Monday, April 24, 2023

Bailed Out--April 25, 2023


Bailed Out--April 25, 2023

"You know that you were ransomed from the futile ways inherited from your ancestors, not with perishable things like silver or gold, but with the precious blood of Christ, like that of a lamb without defect or blemish." [1 Peter 1:18-19]

You have been set free.  As in, it is already accomplished.  As in, your release has been secured, the fines are paid, you've been bailed out, and the door is open.  You are already freed.

The trouble is, so often, we refuse to believe such news is a present-tense reality, and we keep staying stuck in old ruts thinking we have no choice but to remain trapped in the same old deathly cycles and the same old miserable habits we feel trapped inside.  And, to be honest, often Respectable Religious Leaders aren't very helpful, because they've [ahem... we've] often mangled the Good News to sound like it only speaks to our future after death, like it's about one day being free in heaven rather than knowing we have been redeemed now.  And as long as we think that "freedom" is just off in the future, it will always seem out of reach, conditional, and hypothetical.  It won't seem real to us until we understand it is already accomplished on our behalf.
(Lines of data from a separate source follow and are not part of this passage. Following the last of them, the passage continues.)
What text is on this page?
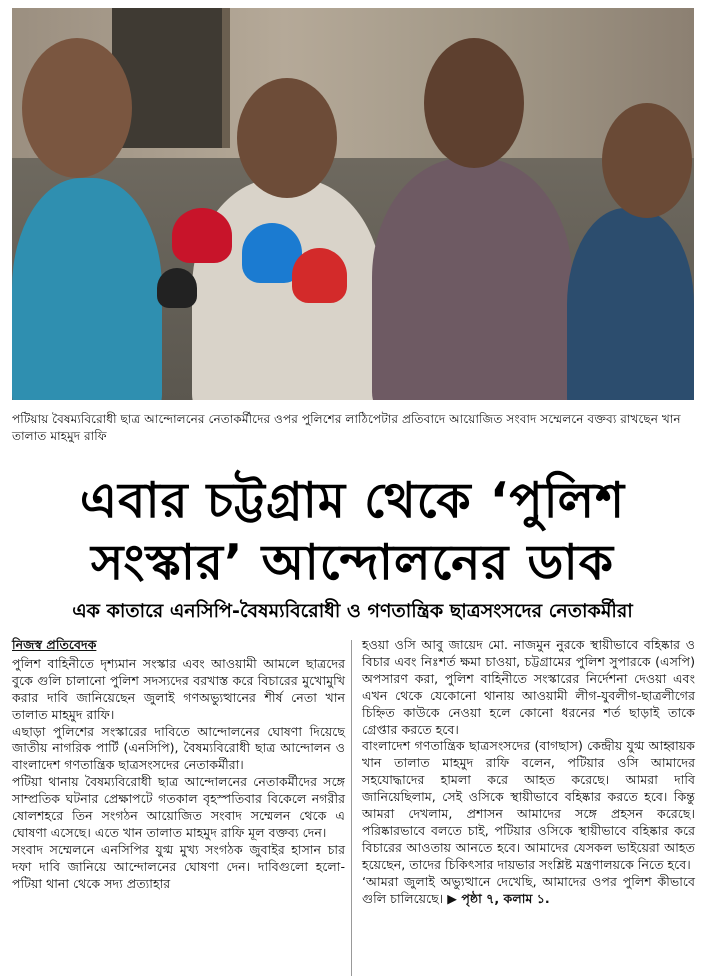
পটিয়ায় বৈষম্যবিরোধী ছাত্র আন্দোলনের নেতাকর্মীদের ওপর পুলিশের লাঠিপেটার প্রতিবাদে আয়োজিত সংবাদ সম্মেলনে বক্তব্য রাখছেন খান তালাত মাহমুদ রাফি
এবার চট্টগ্রাম থেকে ‘পুলিশ
সংস্কার’ আন্দোলনের ডাক
এক কাতারে এনসিপি-বৈষম্যবিরোধী ও গণতান্ত্রিক ছাত্রসংসদের নেতাকর্মীরা

নিজস্ব প্রতিবেদক

পুলিশ বাহিনীতে দৃশ্যমান সংস্কার এবং আওয়ামী আমলে ছাত্রদের বুকে গুলি চালানো পুলিশ সদস্যদের বরখাস্ত করে বিচারের মুখোমুখি করার দাবি জানিয়েছেন জুলাই গণঅভ্যুত্থানের শীর্ষ নেতা খান তালাত মাহমুদ রাফি।

এছাড়া পুলিশের সংস্কারের দাবিতে আন্দোলনের ঘোষণা দিয়েছে জাতীয় নাগরিক পার্টি (এনসিপি), বৈষম্যবিরোধী ছাত্র আন্দোলন ও বাংলাদেশ গণতান্ত্রিক ছাত্রসংসদের নেতাকর্মীরা।

পটিয়া থানায় বৈষম্যবিরোধী ছাত্র আন্দোলনের নেতাকর্মীদের সঙ্গে সাম্প্রতিক ঘটনার প্রেক্ষাপটে গতকাল বৃহস্পতিবার বিকেলে নগরীর ষোলশহরে তিন সংগঠন আয়োজিত সংবাদ সম্মেলন থেকে এ ঘোষণা এসেছে। এতে খান তালাত মাহমুদ রাফি মূল বক্তব্য দেন।

সংবাদ সম্মেলনে এনসিপির যুগ্ম মুখ্য সংগঠক জুবাইর হাসান চার দফা দাবি জানিয়ে আন্দোলনের ঘোষণা দেন। দাবিগুলো হলো- পটিয়া থানা থেকে সদ্য প্রত্যাহার

হওয়া ওসি আবু জায়েদ মো. নাজমুন নুরকে স্থায়ীভাবে বহিষ্কার ও বিচার এবং নিঃশর্ত ক্ষমা চাওয়া, চট্টগ্রামের পুলিশ সুপারকে (এসপি) অপসারণ করা, পুলিশ বাহিনীতে সংস্কারের নির্দেশনা দেওয়া এবং এখন থেকে যেকোনো থানায় আওয়ামী লীগ-যুবলীগ-ছাত্রলীগের চিহ্নিত কাউকে নেওয়া হলে কোনো ধরনের শর্ত ছাড়াই তাকে গ্রেপ্তার করতে হবে।

বাংলাদেশ গণতান্ত্রিক ছাত্রসংসদের (বাগছাস) কেন্দ্রীয় যুগ্ম আহ্বায়ক খান তালাত মাহমুদ রাফি বলেন, পটিয়ার ওসি আমাদের সহযোদ্ধাদের হামলা করে আহত করেছে। আমরা দাবি জানিয়েছিলাম, সেই ওসিকে স্থায়ীভাবে বহিষ্কার করতে হবে। কিন্তু আমরা দেখলাম, প্রশাসন আমাদের সঙ্গে প্রহসন করেছে। পরিষ্কারভাবে বলতে চাই, পটিয়ার ওসিকে স্থায়ীভাবে বহিষ্কার করে বিচারের আওতায় আনতে হবে। আমাদের যেসকল ভাইয়েরা আহত হয়েছেন, তাদের চিকিৎসার দায়ভার সংশ্লিষ্ট মন্ত্রণালয়কে নিতে হবে।

‘আমরা জুলাই অভ্যুত্থানে দেখেছি, আমাদের ওপর পুলিশ কীভাবে গুলি চালিয়েছে। ▶ পৃষ্ঠা ৭, কলাম ১.
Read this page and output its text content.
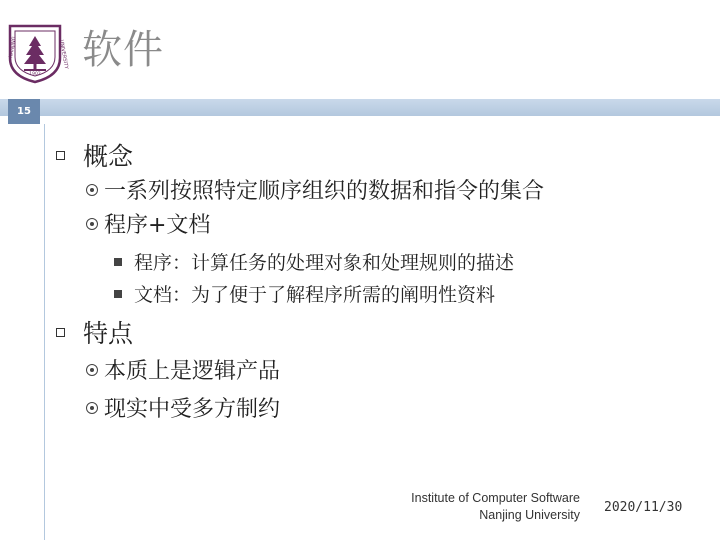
NANJING	UNIVERSITY
1902
软件
15
概念
一系列按照特定顺序组织的数据和指令的集合
程序+文档
程序：计算任务的处理对象和处理规则的描述
文档：为了便于了解程序所需的阐明性资料
特点
本质上是逻辑产品
现实中受多方制约
Institute of Computer Software
Nanjing University 2020/11/30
There's a great line of the late theologian Robert Farrar Capon that comes to mind. He's reflecting on a passage from Paul's letter to the Romans where the apostle says, "There is now no condemnation for those who are in Christ Jesus," and Capon says this:  

"Saint Paul has not said to you, 'Think how it would be if there were no condemnation'; he has said, 'There is therefore none.' He has made an unconditional statement, not a conditional one--a flat assertion, not a parabolic one. He has not said, 'God has done this and that and the other thing; and if by dint of imagination you can manage to put it all together, you may be able to experience a little solace in the prison of your days.' No. He has simply said, 'You are free. Your services are no longer required. The salt mine has been closed'."

That's the idea here in what we call First Peter, as well.  Our release from captivity is already accomplished.  God doesn't dangle it out in front of us like a carrot to a harnessed donkey, saying, "If you work hard enough for long enough, there will be a treat in store for you," but rather, "You can rest already--I've already redeemed you."  

Frankly, that's just the opposite of how so much of life in this world works.  For centuries, people found themselves in debt-slavery [or, politely, "indentured servitude"] where the hope of being freed was contingent on doing enough labor from the one who held your contract.  In our day and age, people find themselves burdened with huge student loans that keep them struggling along for decades with the hope that one day, they might be able to climb out from under the mountain of debt they are struggling with.  Companies tell employees to keep working loyally, and eventually [after they've "paid their dues"] they'll be promoted to a corner office or a better salary... only to find that the pay-off keeps getting pushed further into the future.  We are used to those kinds of arrangements, where the hope of release or freedom or "making it" is held out in front of us as something just over the horizon, but that we never seem quite able to reach, like chasing after the setting sun.  But the God we meet in the Scriptures doesn't work that way--from God's standpoint, we are already free.

And that, dear ones, is because God doesn't view us as a means toward an end, but as people worthy of love apart from what we can "do" for God or what God can "get" out of us.  When you are working for a company or trying to pay off an indentured servitude contract, your worthy is tied up in how you can benefit the boss.  Your work has a cash value to it, and you matter only insofar as that relationship is profitable to the ones holding the contracts.  But God's love doesn't hold debts against us like that, and God doesn't see us in terms of what God can "get" out of us. God's love--like all genuine love--seeks our flourishing, not our financial contributions to the bottom line.  And so from God's vantage point, the only thing love can do is to declare us already freed, rather than holding our release hostage as something we have to work for or earn.  You are already freed, and God has paid whatever price was necessary to accomplish it.  God has paid that price in Christ, because God loves you.  

Today, we are called to step out into the world taking God's gift of freedom seriously--knowing that God has already secured our release, and there are no strings or fine print.  And then, for others around us still stuck in the old mindset of thinking that God is just one more boss or master to be impressed, we are sent to bring the same message First Peter gave to us:  you are already set free.

Lord Jesus, let us dare to live in the freedom you have already accomplished for us.